PATIENTS: Thirty-four patients with a history of facial or scalp AKs or basal or squamous cell carcinoma were enrolled. Five of 7 eligible patients who declined study-related treatment were used as controls. Twenty-seven patients were randomized to 3 treatment arms; 3 patients were discontinued from the study.
INTERVENTIONS: Carbon dioxide laser resurfacing, 30% trichloroacetic acid peel, or 5% fluorouracil cream applied twice daily for 3 weeks.
MAIN OUTCOME MEASURES: Reduction in the number of AKs was measured 3 months after treatment. The incidence of new NMSC in treated areas was assessed between January 1, 2001, and June 30, 2005. Times from baseline to diagnosis of first skin cancer were compared between the treatment and control groups.
RESULTS: Treatment with fluorouracil, trichloroacetic acid, or carbon dioxide laser resulted in an 83% to 92% reduction in AKs (P< or =.03), a lower incidence of NMSC compared with the control group (P<.001), and a trend toward longer time to development of new skin cancer compared with the control group (P=.07).

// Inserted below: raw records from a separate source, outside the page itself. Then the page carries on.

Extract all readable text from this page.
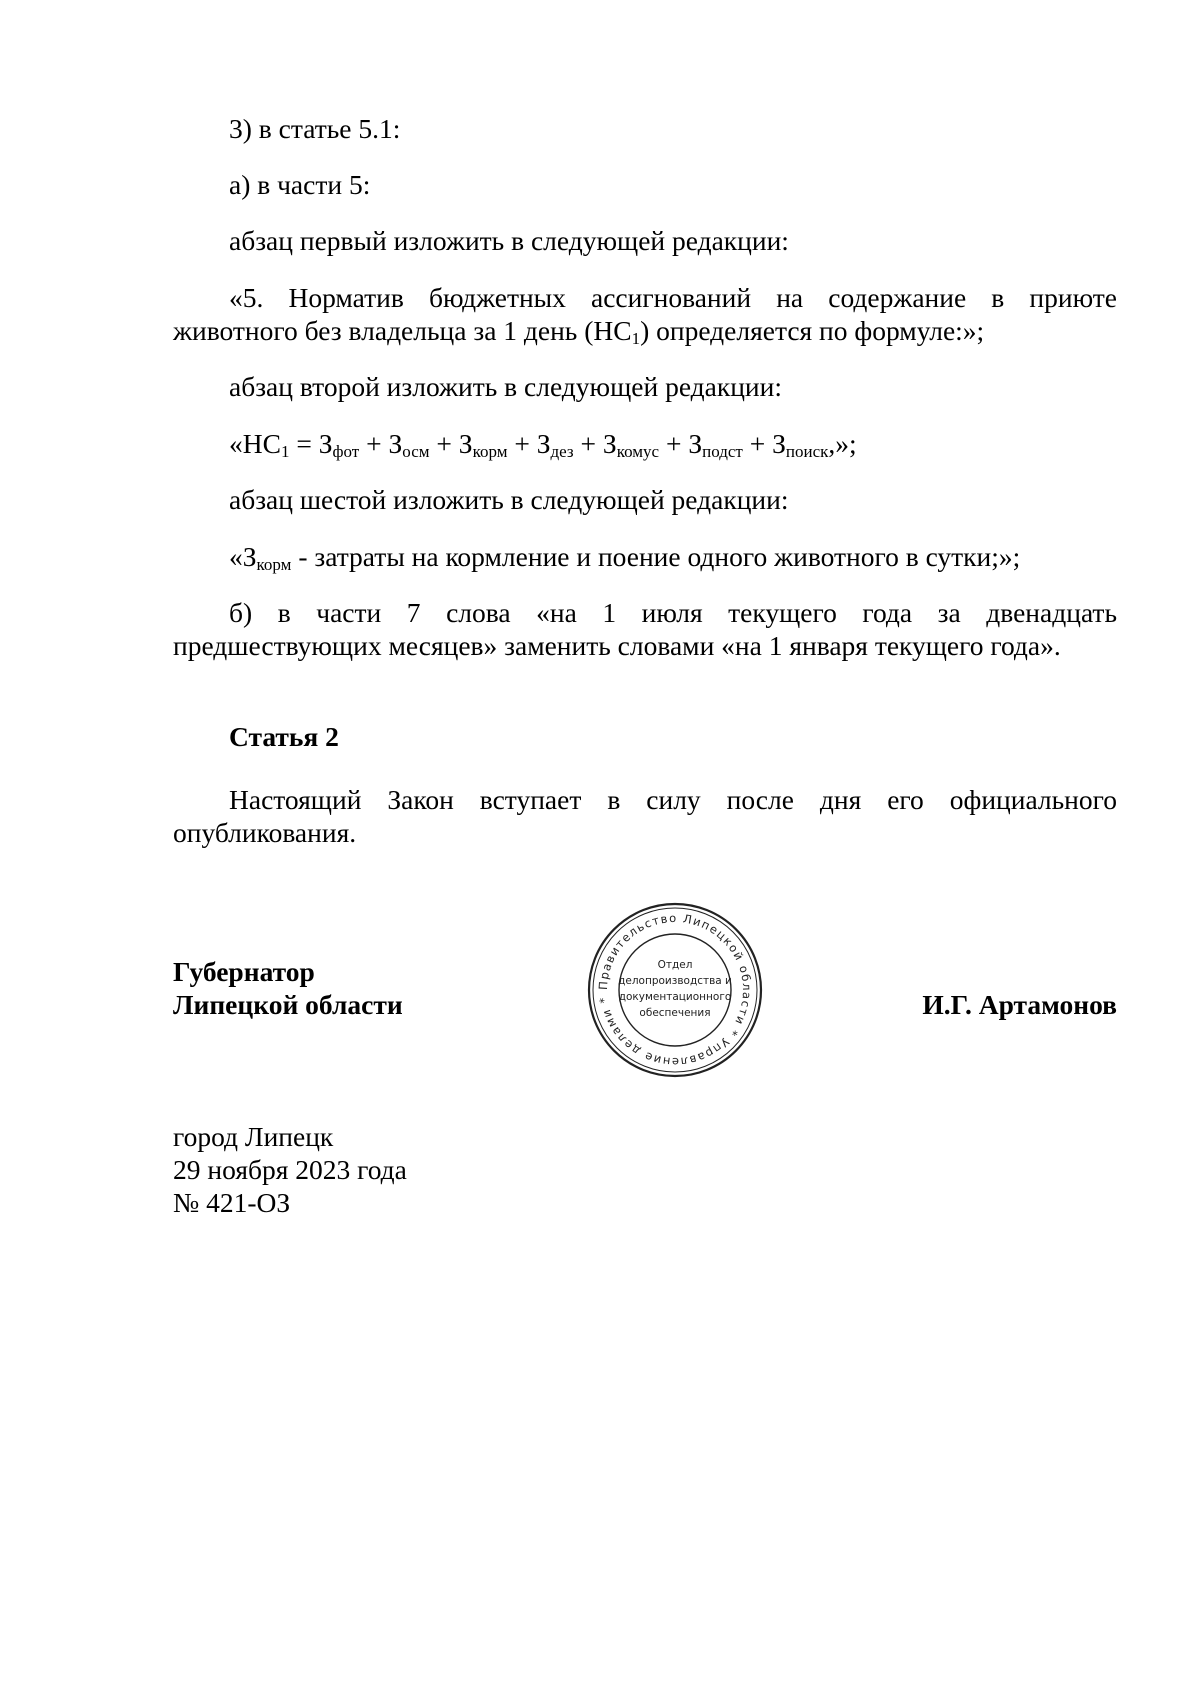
3) в статье 5.1:

а) в части 5:

абзац первый изложить в следующей редакции:

«5. Норматив бюджетных ассигнований на содержание в приюте животного без владельца за 1 день $(НС_1)$ определяется по формуле:»;

абзац второй изложить в следующей редакции:

«$НС_1 = З_{фот} + З_{осм} + З_{корм} + З_{дез} + З_{комус} + З_{подст} + З_{поиск}$,»;

абзац шестой изложить в следующей редакции:

«$З_{корм}$ - затраты на кормление и поение одного животного в сутки;»;

б) в части 7 слова «на 1 июля текущего года за двенадцать предшествующих месяцев» заменить словами «на 1 января текущего года».

Статья 2

Настоящий Закон вступает в силу после дня его официального опубликования.

Губернатор
Липецкой области	И.Г. Артамонов
Правительство Липецкой области * Управление делами *
Отдел
делопроизводства и
документационного
обеспечения
город Липецк
29 ноября 2023 года
№ 421-ОЗ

However, no significant differences were noted among the treatment groups.
CONCLUSION: All 3 modalities demonstrated benefit for AK reduction and skin cancer prophylaxis compared with controls and warrant further study in a larger trial.

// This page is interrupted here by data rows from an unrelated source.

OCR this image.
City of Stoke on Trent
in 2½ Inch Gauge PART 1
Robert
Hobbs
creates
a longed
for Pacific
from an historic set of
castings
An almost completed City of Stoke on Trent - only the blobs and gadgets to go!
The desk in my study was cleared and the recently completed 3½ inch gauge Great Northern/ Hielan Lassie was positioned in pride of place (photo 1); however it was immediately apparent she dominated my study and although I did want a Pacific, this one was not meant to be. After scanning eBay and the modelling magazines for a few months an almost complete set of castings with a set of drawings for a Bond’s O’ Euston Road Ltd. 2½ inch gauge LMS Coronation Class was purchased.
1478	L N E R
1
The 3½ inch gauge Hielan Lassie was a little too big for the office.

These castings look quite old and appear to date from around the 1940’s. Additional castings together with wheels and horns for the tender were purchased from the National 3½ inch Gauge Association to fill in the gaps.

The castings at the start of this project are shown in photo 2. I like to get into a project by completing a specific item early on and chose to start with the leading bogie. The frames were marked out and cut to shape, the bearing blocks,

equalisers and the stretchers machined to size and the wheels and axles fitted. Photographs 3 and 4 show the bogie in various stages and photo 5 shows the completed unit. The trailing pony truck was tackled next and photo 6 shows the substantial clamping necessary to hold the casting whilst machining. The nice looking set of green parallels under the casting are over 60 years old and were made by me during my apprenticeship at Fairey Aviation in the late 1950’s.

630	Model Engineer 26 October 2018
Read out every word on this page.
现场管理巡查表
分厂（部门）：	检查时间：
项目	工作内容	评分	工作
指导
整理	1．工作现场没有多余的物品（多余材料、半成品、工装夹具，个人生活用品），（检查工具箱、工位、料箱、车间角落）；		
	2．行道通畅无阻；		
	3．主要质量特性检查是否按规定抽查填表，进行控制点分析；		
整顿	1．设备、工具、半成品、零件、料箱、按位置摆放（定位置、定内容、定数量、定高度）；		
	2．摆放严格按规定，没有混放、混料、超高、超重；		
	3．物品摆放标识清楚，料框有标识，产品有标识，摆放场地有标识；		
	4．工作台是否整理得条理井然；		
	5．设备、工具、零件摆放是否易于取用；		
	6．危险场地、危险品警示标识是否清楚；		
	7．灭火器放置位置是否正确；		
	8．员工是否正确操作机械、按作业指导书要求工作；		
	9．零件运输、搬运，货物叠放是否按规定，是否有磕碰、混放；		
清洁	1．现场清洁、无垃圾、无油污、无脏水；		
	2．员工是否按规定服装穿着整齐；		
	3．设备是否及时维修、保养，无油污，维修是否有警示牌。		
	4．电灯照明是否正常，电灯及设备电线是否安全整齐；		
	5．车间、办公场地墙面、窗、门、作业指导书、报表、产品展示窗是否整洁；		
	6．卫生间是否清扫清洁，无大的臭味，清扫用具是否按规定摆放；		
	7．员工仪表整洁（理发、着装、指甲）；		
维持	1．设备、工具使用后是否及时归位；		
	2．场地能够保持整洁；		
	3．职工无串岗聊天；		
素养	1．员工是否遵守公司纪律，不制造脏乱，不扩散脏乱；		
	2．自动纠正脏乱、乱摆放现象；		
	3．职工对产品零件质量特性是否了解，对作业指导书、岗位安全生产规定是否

E Sotiriou, Z Apalla, F Maliamani, N Zaparas, D Panagiotidou, D Ioannides
Intraindividual, right-left comparison of topical 5-aminolevulinic acid photodynamic therapy vs. 5% imiquimod cream for actinic keratoses on the upper extremities.
J Eur Acad Dermatol Venereol. 2009 Sep;23(9):1061-5. doi: 10.1111/j.1468-3083.2009.03259.x. Epub 2009 Apr 8.
Abstract/Text
BACKGROUND: Actinic keratoses (AKs) are considered as in situ squamous cell carcinoma. Early and effective treatment is important. Objective To compare the efficacy, cosmetic outcome and patient preference of 5-aminolevulinic acid photodynamic therapy (ALA-PDT) with that of 5% imiquimod (IMIQ) cream in patients with AKs on the dorsa of hands and forearms.

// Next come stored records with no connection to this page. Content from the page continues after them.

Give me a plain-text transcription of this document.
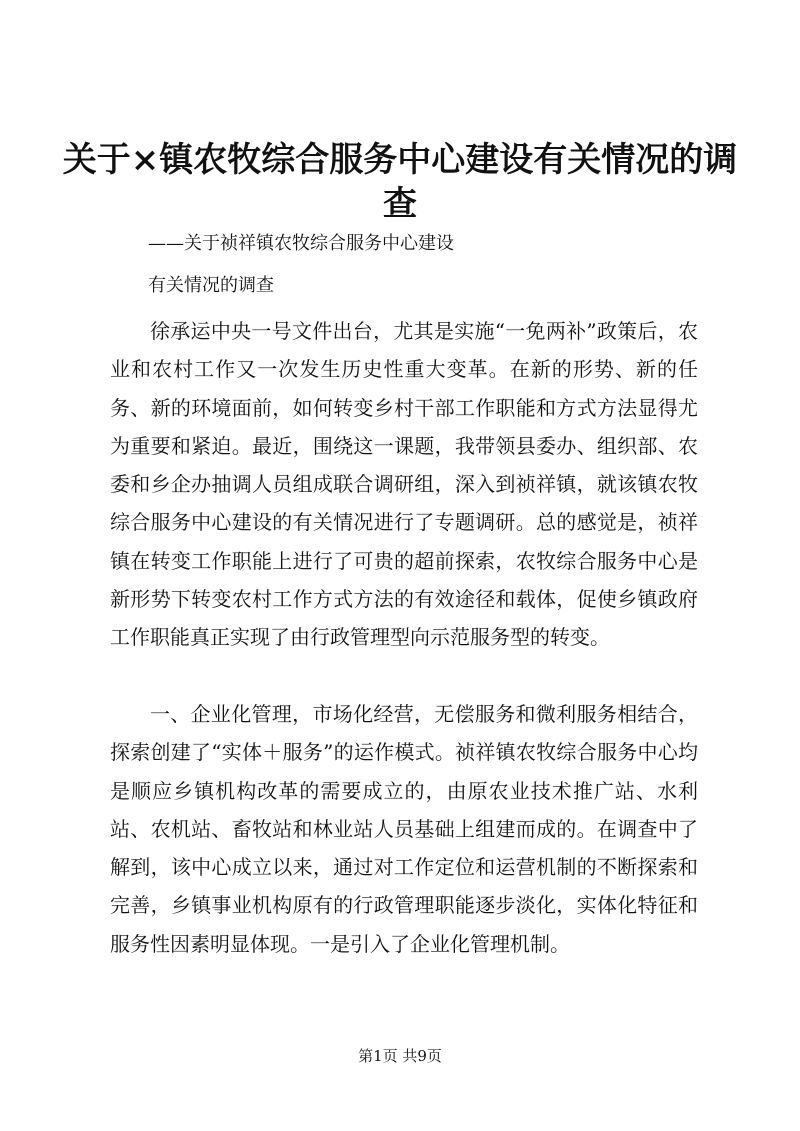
关于×镇农牧综合服务中心建设有关情况的调查

——关于祯祥镇农牧综合服务中心建设

有关情况的调查

徐承运中央一号文件出台，尤其是实施“一免两补”政策后，农业和农村工作又一次发生历史性重大变革。在新的形势、新的任务、新的环境面前，如何转变乡村干部工作职能和方式方法显得尤为重要和紧迫。最近，围绕这一课题，我带领县委办、组织部、农委和乡企办抽调人员组成联合调研组，深入到祯祥镇，就该镇农牧综合服务中心建设的有关情况进行了专题调研。总的感觉是，祯祥镇在转变工作职能上进行了可贵的超前探索，农牧综合服务中心是新形势下转变农村工作方式方法的有效途径和载体，促使乡镇政府工作职能真正实现了由行政管理型向示范服务型的转变。

一、企业化管理，市场化经营，无偿服务和微利服务相结合，探索创建了“实体＋服务”的运作模式。祯祥镇农牧综合服务中心均是顺应乡镇机构改革的需要成立的，由原农业技术推广站、水利站、农机站、畜牧站和林业站人员基础上组建而成的。在调查中了解到，该中心成立以来，通过对工作定位和运营机制的不断探索和完善，乡镇事业机构原有的行政管理职能逐步淡化，实体化特征和服务性因素明显体现。一是引入了企业化管理机制。

第1页 共9页
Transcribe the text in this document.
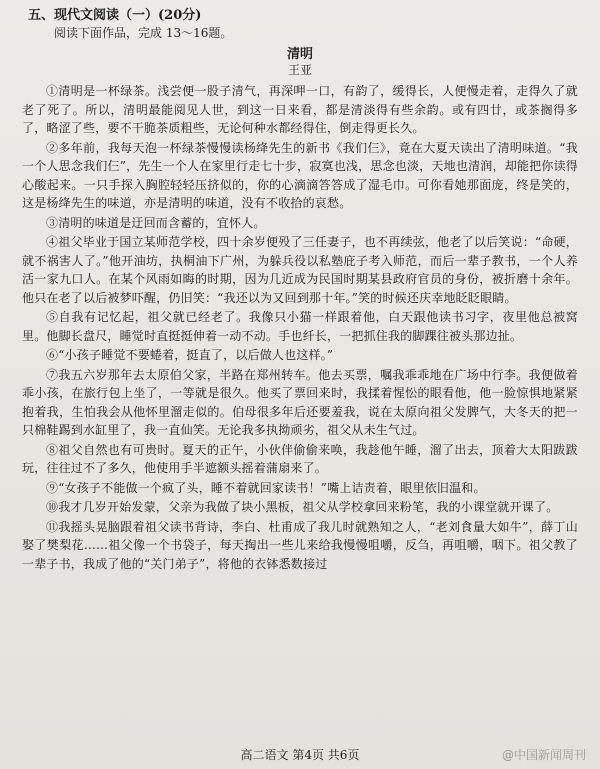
五、现代文阅读（一）(20分)
阅读下面作品，完成 13～16题。
清明
王亚

①清明是一杯绿茶。浅尝便一股子清气，再深呷一口，有韵了，缓得长，人便慢走着，走得久了就老了死了。所以，清明最能阅见人世，到这一日来看，都是清淡得有些余韵。或有四廿，或茶搁得多了，略涩了些，要不干脆茶质粗些，无论何种水都经得住，倒走得更长久。

②多年前，我每天泡一杯绿茶慢慢读杨绛先生的新书《我们仨》，竟在大夏天读出了清明味道。“我一个人思念我们仨”，先生一个人在家里行走七十步，寂寞也浅，思念也淡，天地也清润，却能把你读得心酸起来。一只手探入胸腔轻轻压挤似的，你的心滴滴答答成了湿毛巾。可你看她那面庞，终是笑的，这是杨绛先生的味道，亦是清明的味道，没有不收拾的哀愁。

③清明的味道是迂回而含蓄的，宜怀人。

④祖父毕业于国立某师范学校，四十余岁便殁了三任妻子，也不再续弦，他老了以后笑说：“命硬，就不祸害人了。”他开油坊，执桐油下广州，为躲兵役以私塾庇子考入师范，而后一辈子教书，一个人养活一家九口人。在某个风雨如晦的时期，因为几近成为民国时期某县政府官员的身份，被折磨十余年。他只在老了以后被梦吓醒，仍旧笑：“我还以为又回到那十年。”笑的时候还庆幸地眨眨眼睛。

⑤自我有记忆起，祖父就已经老了。我像只小猫一样跟着他，白天跟他读书习字，夜里他总被窝里。他脚长盘尺，睡觉时直挺挺伸着一动不动。手也纤长，一把抓住我的脚踝往被头那边扯。

⑥“小孩子睡觉不要蜷着，挺直了，以后做人也这样。”

⑦我五六岁那年去太原伯父家，半路在郑州转车。他去买票，嘱我乖乖地在广场中行李。我便做着乖小孩，在旅行包上坐了，一等就是很久。他买了票回来时，我揉着惺忪的眼看他，他一脸惊惧地紧紧抱着我，生怕我会从他怀里溜走似的。伯母很多年后还要羞我，说在太原向祖父发脾气，大冬天的把一只棉鞋踢到水缸里了，我一直仙笑。无论我多执拗顽劣，祖父从未生气过。

⑧祖父自然也有可贵时。夏天的正午，小伙伴偷偷来唤，我趁他午睡，溜了出去，顶着大太阳跋跋玩，往往过不了多久，他使用手半遮额头摇着蒲扇来了。

⑨“女孩子不能做一个疯了头，睡不着就回家读书！”嘴上诘责着，眼里依旧温和。

⑩我才几岁开始发蒙，父亲为我做了块小黑板，祖父从学校拿回来粉笔，我的小课堂就开课了。

⑪我摇头晃脑跟着祖父读书背诗，李白、杜甫成了我儿时就熟知之人，“老刘食量大如牛”，薛丁山娶了樊梨花……祖父像一个书袋子，每天掏出一些儿来给我慢慢咀嚼，反刍，再咀嚼，咽下。祖父教了一辈子书，我成了他的“关门弟子”，将他的衣钵悉数接过

高二语文 第4页 共6页	@中国新闻周刊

METHODS: Subjects received two ALA-PDT treatment sessions and one or two courses of imiquimod (three times per week for 4 weeks each). Treatments were randomly allocated to alternate upper extremities. Assessments included lesion response one and six months after treatment, cosmetic outcome evaluated by the investigators and patients' preference 6 months after treatment. Efficacy end point included the individual AK lesion clearance rate.
RESULTS: Thirty patients with 256 lesions were included in the study. At the first follow-up, treatment with ALA-PDT resulted in significantly larger rate of cured lesions relative to 5% IMIQ cream (70.16% vs. 18.26%). At the second follow-up both treatments showed a high rate of cured lesions (65.32% for PDT vs. 55.65% for IMIQ cream). Response rates obtained in grade I lesions were higher for both treatments (71.64% for PDT vs. 72.13% for IMIQ), while treatment with PDT resulted in a significant larger rate of cured grade II lesions (57.89% for PDT vs. 37.03 for IMIQ). Difference in cosmetic outcome was not statistically significant. Results for subject preference favoured ALA-PDT.
CONCLUSIONS: Our study shows that ALA-PDT and 5% IMIQ cream are both attractive treatment options for upper extremities AKs with comparable efficacy and cosmetic outcomes.